The outer loops should contain work that is completely parallel and independent of order. For example

for (int i = 0; i < 5; ++i; outer) {
  work(i);
}

could be executed in the expected order

work(0);
work(1);
work(2);
work(3);
work(4);

or in a totally random order

work(0);
work(1);
work(3);
work(4);
work(2);

Additionally, since the iterations can be done in parallel, work(...) blocks could start and end in random order due to latency/throughput factors in memory and work loads. However, it does not mean that work(0), work(1), or work(i) needs to also be executed in parallel.

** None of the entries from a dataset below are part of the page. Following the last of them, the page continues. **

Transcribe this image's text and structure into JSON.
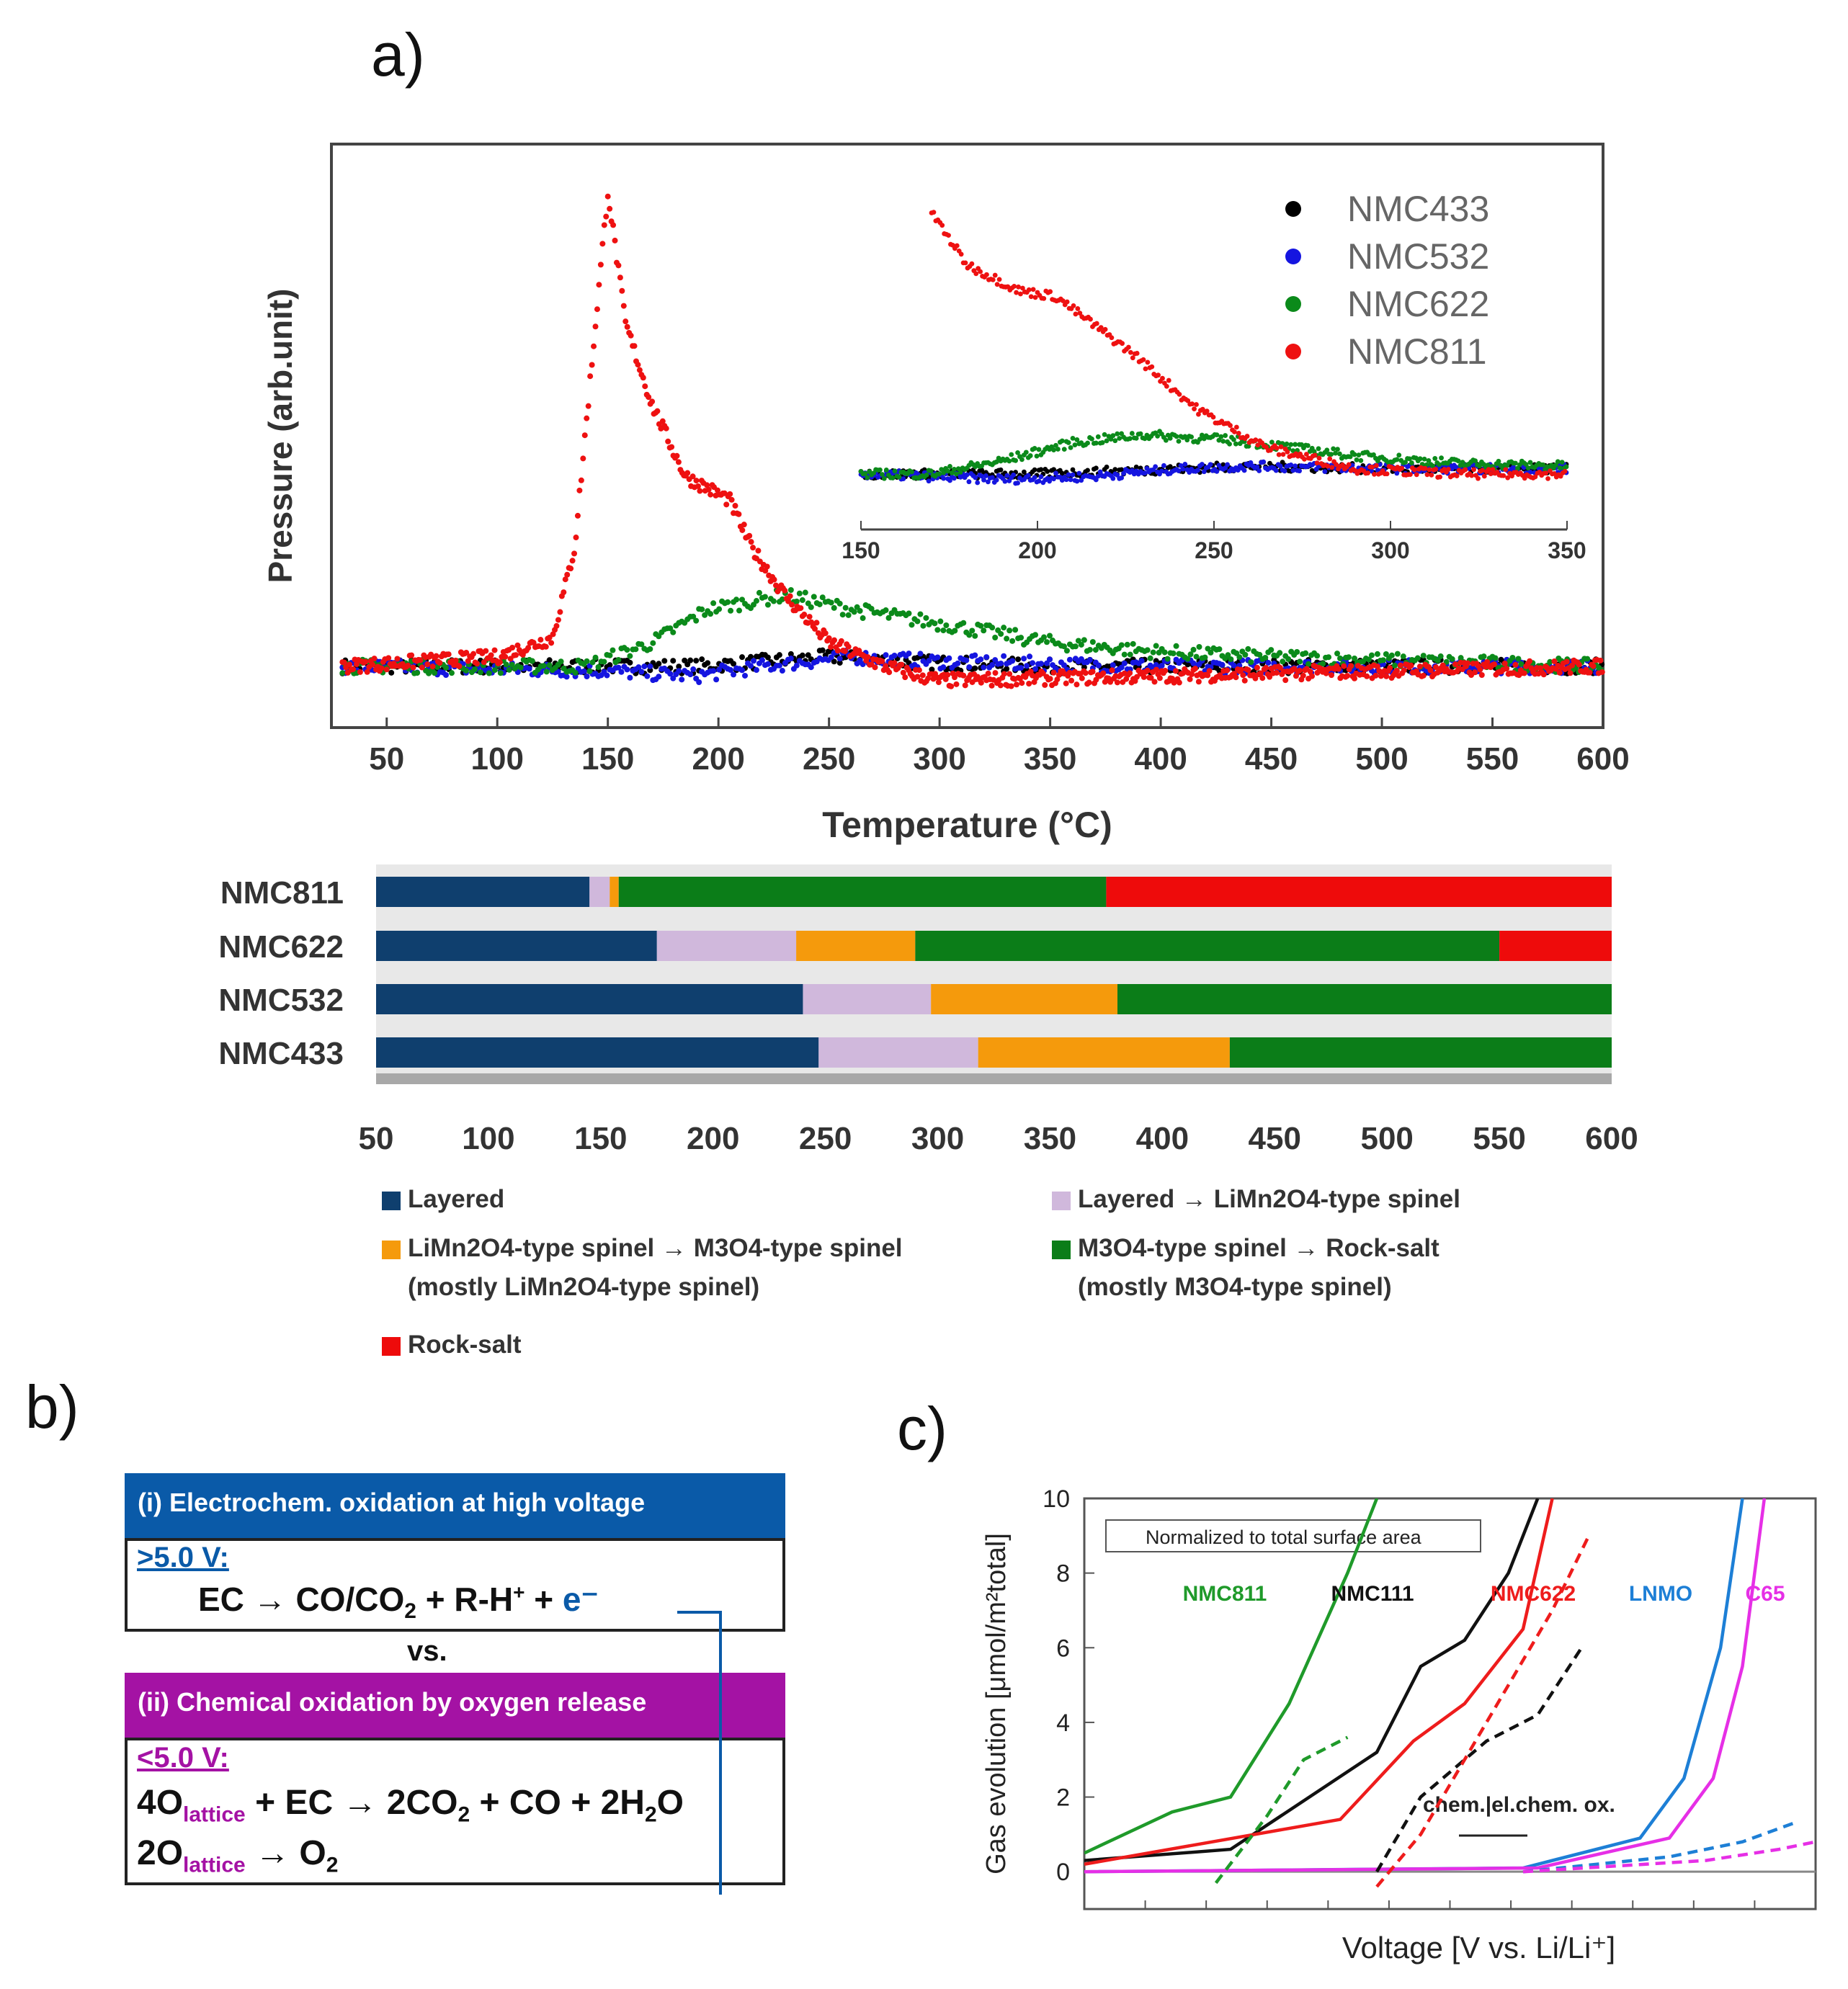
{
  "panels": {
    "a": "a)",
    "b": "b)",
    "c": "c)"
  },
  "colors": {
    "NMC433": "#000000",
    "NMC532": "#1515e0",
    "NMC622": "#0b8a1a",
    "NMC811": "#ee1111",
    "layered": "#0f3f6e",
    "layered_spinel": "#d0b8dc",
    "spinel_spinel": "#f59a0c",
    "spinel_rocksalt": "#0b7d18",
    "rocksalt": "#ee0b0b",
    "c_NMC811": "#1f9a2a",
    "c_NMC111": "#111111",
    "c_NMC622": "#ee1c1c",
    "c_LNMO": "#1d7fd6",
    "c_C65": "#e62fe6",
    "b_blue": "#0a5aa8",
    "b_purple": "#a412a4"
  },
  "chart_data": [
    {
      "type": "scatter",
      "xlabel": "Temperature (°C)",
      "ylabel": "Pressure (arb.unit)",
      "xlim": [
        25,
        600
      ],
      "xticks": [
        "50",
        "100",
        "150",
        "200",
        "250",
        "300",
        "350",
        "400",
        "450",
        "500",
        "550",
        "600"
      ],
      "legend": [
        "NMC433",
        "NMC532",
        "NMC622",
        "NMC811"
      ],
      "legend_position": "top-right",
      "series": [
        {
          "name": "NMC811",
          "points": [
            [
              30,
              0.0
            ],
            [
              100,
              0.02
            ],
            [
              125,
              0.06
            ],
            [
              135,
              0.25
            ],
            [
              142,
              0.6
            ],
            [
              150,
              1.0
            ],
            [
              158,
              0.72
            ],
            [
              170,
              0.55
            ],
            [
              185,
              0.4
            ],
            [
              205,
              0.35
            ],
            [
              215,
              0.25
            ],
            [
              230,
              0.15
            ],
            [
              250,
              0.05
            ],
            [
              275,
              0.0
            ],
            [
              300,
              -0.03
            ],
            [
              400,
              -0.02
            ],
            [
              600,
              0.0
            ]
          ]
        },
        {
          "name": "NMC622",
          "points": [
            [
              30,
              0.0
            ],
            [
              140,
              0.0
            ],
            [
              170,
              0.05
            ],
            [
              195,
              0.12
            ],
            [
              230,
              0.15
            ],
            [
              260,
              0.12
            ],
            [
              300,
              0.09
            ],
            [
              350,
              0.05
            ],
            [
              400,
              0.03
            ],
            [
              450,
              0.02
            ],
            [
              600,
              0.0
            ]
          ]
        },
        {
          "name": "NMC532",
          "points": [
            [
              30,
              0.0
            ],
            [
              150,
              -0.01
            ],
            [
              190,
              -0.02
            ],
            [
              220,
              0.0
            ],
            [
              240,
              0.01
            ],
            [
              260,
              0.02
            ],
            [
              300,
              0.01
            ],
            [
              400,
              0.0
            ],
            [
              600,
              0.0
            ]
          ]
        },
        {
          "name": "NMC433",
          "points": [
            [
              30,
              0.0
            ],
            [
              150,
              0.0
            ],
            [
              190,
              0.0
            ],
            [
              220,
              0.01
            ],
            [
              250,
              0.02
            ],
            [
              280,
              0.01
            ],
            [
              350,
              0.0
            ],
            [
              600,
              0.0
            ]
          ]
        }
      ],
      "inset": {
        "xlim": [
          150,
          350
        ],
        "xticks": [
          "150",
          "200",
          "250",
          "300",
          "350"
        ],
        "series": [
          {
            "name": "NMC811",
            "points": [
              [
                170,
                1.0
              ],
              [
                180,
                0.8
              ],
              [
                195,
                0.7
              ],
              [
                205,
                0.68
              ],
              [
                215,
                0.58
              ],
              [
                228,
                0.45
              ],
              [
                245,
                0.25
              ],
              [
                265,
                0.1
              ],
              [
                290,
                0.02
              ],
              [
                320,
                0.0
              ],
              [
                350,
                0.0
              ]
            ]
          },
          {
            "name": "NMC622",
            "points": [
              [
                150,
                0.0
              ],
              [
                170,
                0.0
              ],
              [
                190,
                0.05
              ],
              [
                210,
                0.12
              ],
              [
                230,
                0.15
              ],
              [
                255,
                0.13
              ],
              [
                290,
                0.07
              ],
              [
                320,
                0.04
              ],
              [
                350,
                0.03
              ]
            ]
          },
          {
            "name": "NMC532",
            "points": [
              [
                150,
                0.0
              ],
              [
                190,
                -0.02
              ],
              [
                215,
                -0.01
              ],
              [
                240,
                0.02
              ],
              [
                260,
                0.03
              ],
              [
                300,
                0.02
              ],
              [
                350,
                0.02
              ]
            ]
          },
          {
            "name": "NMC433",
            "points": [
              [
                150,
                0.0
              ],
              [
                200,
                0.0
              ],
              [
                240,
                0.02
              ],
              [
                260,
                0.03
              ],
              [
                300,
                0.02
              ],
              [
                350,
                0.02
              ]
            ]
          }
        ]
      }
    },
    {
      "type": "bar",
      "orientation": "horizontal-stacked",
      "xlim": [
        50,
        600
      ],
      "xticks": [
        "50",
        "100",
        "150",
        "200",
        "250",
        "300",
        "350",
        "400",
        "450",
        "500",
        "550",
        "600"
      ],
      "categories": [
        "NMC811",
        "NMC622",
        "NMC532",
        "NMC433"
      ],
      "phase_labels": {
        "layered": "Layered",
        "layered_spinel": "Layered → LiMn2O4-type spinel",
        "spinel_spinel": "LiMn2O4-type spinel → M3O4-type spinel",
        "spinel_spinel_note": "(mostly LiMn2O4-type spinel)",
        "spinel_rocksalt": "M3O4-type spinel → Rock-salt",
        "spinel_rocksalt_note": "(mostly M3O4-type spinel)",
        "rocksalt": "Rock-salt"
      },
      "segments": {
        "NMC811": [
          [
            "layered",
            50,
            145
          ],
          [
            "layered_spinel",
            145,
            154
          ],
          [
            "spinel_spinel",
            154,
            158
          ],
          [
            "spinel_rocksalt",
            158,
            375
          ],
          [
            "rocksalt",
            375,
            600
          ]
        ],
        "NMC622": [
          [
            "layered",
            50,
            175
          ],
          [
            "layered_spinel",
            175,
            237
          ],
          [
            "spinel_spinel",
            237,
            290
          ],
          [
            "spinel_rocksalt",
            290,
            550
          ],
          [
            "rocksalt",
            550,
            600
          ]
        ],
        "NMC532": [
          [
            "layered",
            50,
            240
          ],
          [
            "layered_spinel",
            240,
            297
          ],
          [
            "spinel_spinel",
            297,
            380
          ],
          [
            "spinel_rocksalt",
            380,
            600
          ]
        ],
        "NMC433": [
          [
            "layered",
            50,
            247
          ],
          [
            "layered_spinel",
            247,
            318
          ],
          [
            "spinel_spinel",
            318,
            430
          ],
          [
            "spinel_rocksalt",
            430,
            600
          ]
        ]
      }
    },
    {
      "type": "line",
      "xlabel": "Voltage [V vs. Li/Li⁺]",
      "ylabel": "Gas evolution [μmol/m²total]",
      "ylim": [
        -1,
        10
      ],
      "yticks": [
        "0",
        "2",
        "4",
        "6",
        "8",
        "10"
      ],
      "annotation_box": "Normalized to total surface area",
      "annotation": "chem.|el.chem. ox.",
      "labels": [
        "NMC811",
        "NMC111",
        "NMC622",
        "LNMO",
        "C65"
      ],
      "series": [
        {
          "name": "NMC811",
          "points": [
            [
              0,
              0.5
            ],
            [
              0.12,
              1.6
            ],
            [
              0.2,
              2.0
            ],
            [
              0.28,
              4.5
            ],
            [
              0.36,
              8.0
            ],
            [
              0.4,
              10
            ]
          ]
        },
        {
          "name": "NMC111",
          "points": [
            [
              0,
              0.3
            ],
            [
              0.2,
              0.6
            ],
            [
              0.4,
              3.2
            ],
            [
              0.46,
              5.5
            ],
            [
              0.52,
              6.2
            ],
            [
              0.58,
              8.0
            ],
            [
              0.62,
              10
            ]
          ]
        },
        {
          "name": "NMC622",
          "points": [
            [
              0,
              0.2
            ],
            [
              0.35,
              1.4
            ],
            [
              0.45,
              3.5
            ],
            [
              0.52,
              4.5
            ],
            [
              0.6,
              6.5
            ],
            [
              0.64,
              10
            ]
          ]
        },
        {
          "name": "LNMO",
          "points": [
            [
              0,
              0.0
            ],
            [
              0.6,
              0.1
            ],
            [
              0.76,
              0.9
            ],
            [
              0.82,
              2.5
            ],
            [
              0.87,
              6.0
            ],
            [
              0.9,
              10
            ]
          ]
        },
        {
          "name": "C65",
          "points": [
            [
              0,
              0.0
            ],
            [
              0.62,
              0.1
            ],
            [
              0.8,
              0.9
            ],
            [
              0.86,
              2.5
            ],
            [
              0.9,
              5.5
            ],
            [
              0.93,
              10
            ]
          ]
        }
      ],
      "dashed_series": [
        {
          "name": "NMC811",
          "points": [
            [
              0.18,
              -0.3
            ],
            [
              0.25,
              1.5
            ],
            [
              0.3,
              3.0
            ],
            [
              0.36,
              3.6
            ]
          ]
        },
        {
          "name": "NMC111",
          "points": [
            [
              0.4,
              0.0
            ],
            [
              0.46,
              2.0
            ],
            [
              0.55,
              3.5
            ],
            [
              0.62,
              4.2
            ],
            [
              0.68,
              6.0
            ]
          ]
        },
        {
          "name": "NMC622",
          "points": [
            [
              0.4,
              -0.4
            ],
            [
              0.46,
              1.0
            ],
            [
              0.52,
              3.0
            ],
            [
              0.58,
              5.0
            ],
            [
              0.64,
              7.0
            ],
            [
              0.69,
              9.0
            ]
          ]
        },
        {
          "name": "LNMO",
          "points": [
            [
              0.6,
              0.0
            ],
            [
              0.8,
              0.4
            ],
            [
              0.9,
              0.8
            ],
            [
              0.97,
              1.3
            ]
          ]
        },
        {
          "name": "C65",
          "points": [
            [
              0.6,
              0.0
            ],
            [
              0.85,
              0.3
            ],
            [
              0.95,
              0.6
            ],
            [
              1.0,
              0.8
            ]
          ]
        }
      ]
    }
  ],
  "panel_b": {
    "box1_title": "(i) Electrochem. oxidation at high voltage",
    "box1_cond": ">5.0 V:",
    "box1_eq_a": "EC → CO/CO",
    "box1_eq_sub": "2",
    "box1_eq_b": " + R-H",
    "box1_eq_sup": "+",
    "box1_eq_c": " + ",
    "box1_eq_e": "e⁻",
    "vs": "vs.",
    "box2_title": "(ii) Chemical oxidation by oxygen release",
    "box2_cond": "<5.0 V:",
    "eq2_a": "4O",
    "eq2_sub": "lattice",
    "eq2_b": " + EC → 2CO",
    "eq2_sub2": "2",
    "eq2_c": " + CO + 2H",
    "eq2_sub3": "2",
    "eq2_d": "O",
    "eq3_a": "2O",
    "eq3_sub": "lattice",
    "eq3_b": " → O",
    "eq3_sub2": "2"
  }
}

The second level of parallelism is introduced inside inner loops, where we also parallelize the work inside work(i).

Inner Loops

Similar to outer loops, the order of inner loop iteration cannot be guaranteed. However, the one big difference between the outer and inner loops is the ability to synchronize between inner loops.

For example

for (...; outer) {
  for (int i = 0; i < 5; ++i; inner) {
    work(i);
  }
  // Wait until work(0), work(1), ..., work(4) are finished executing
  for (int i = 0; i < 5; ++i; inner) {
    // More work
  }
}

The importance of this difference might not be clear until we expand on different memory spaces inside OKL.

Outer and Inner Loops

The question now is

Why have two levels of parallel granularity?

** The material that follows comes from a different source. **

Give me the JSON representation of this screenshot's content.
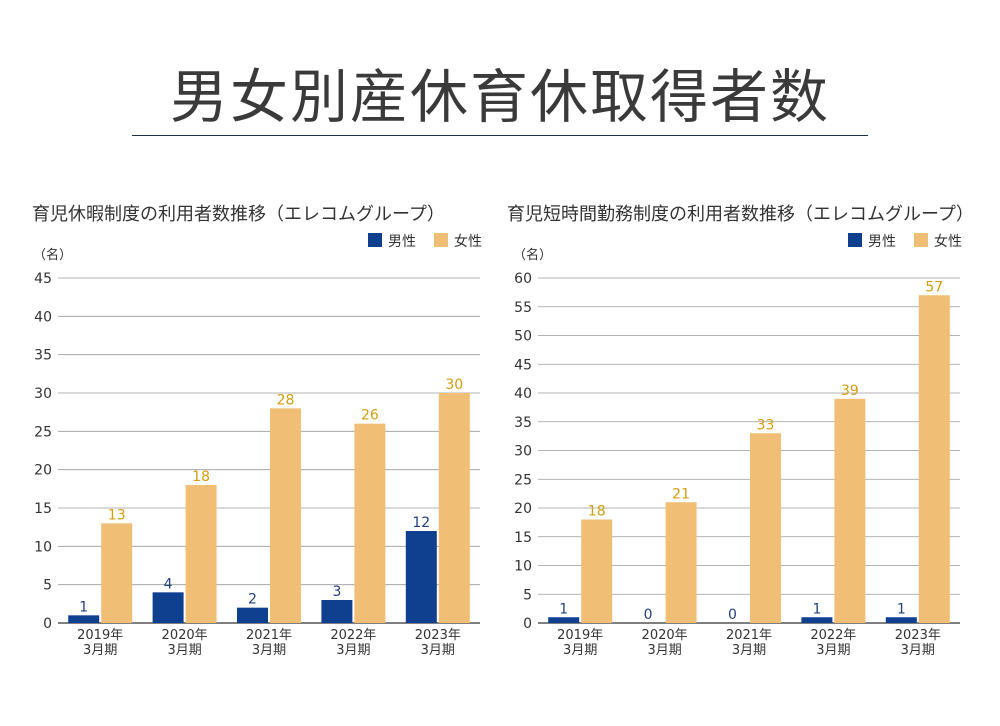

We would like to expose the many levels of parallelism in current many-core and multi-core architectures such as

  • CPU: Cores/threads and vector instructions
  • GPU: Multiprocessor, warps, and execution units

Outer loops represent parallelism at a higher level than inner loops

  • CPU: Threads
  • GPU: Multiprocessor

while inner loops act at a lower level

  • CPU: Vector instructions
  • GPU: Execution units

Knowing the distict parallel levels helps when tuning the amount of iterations in outer and inner loops. A loop such as

for (int o = 0; o < N; ++o; outer) {
  for (int i = o; i < (o + 1); ++i; inner) {
  }
}

achieves the same work as

for (int o = 0; o < N; o += 16; outer) {
  for (int i = o; i < (o + 16); ++i; inner) {
  }
}

However, the latter leverages lower-level parallelism better than the first example, possibly decreasing computation time.

Picking a balance between outer and inner loop sizes is heavily dependent on the device architecture. Advice would be to aim for a power of 2 for inner loop sizes to make use of vectorization.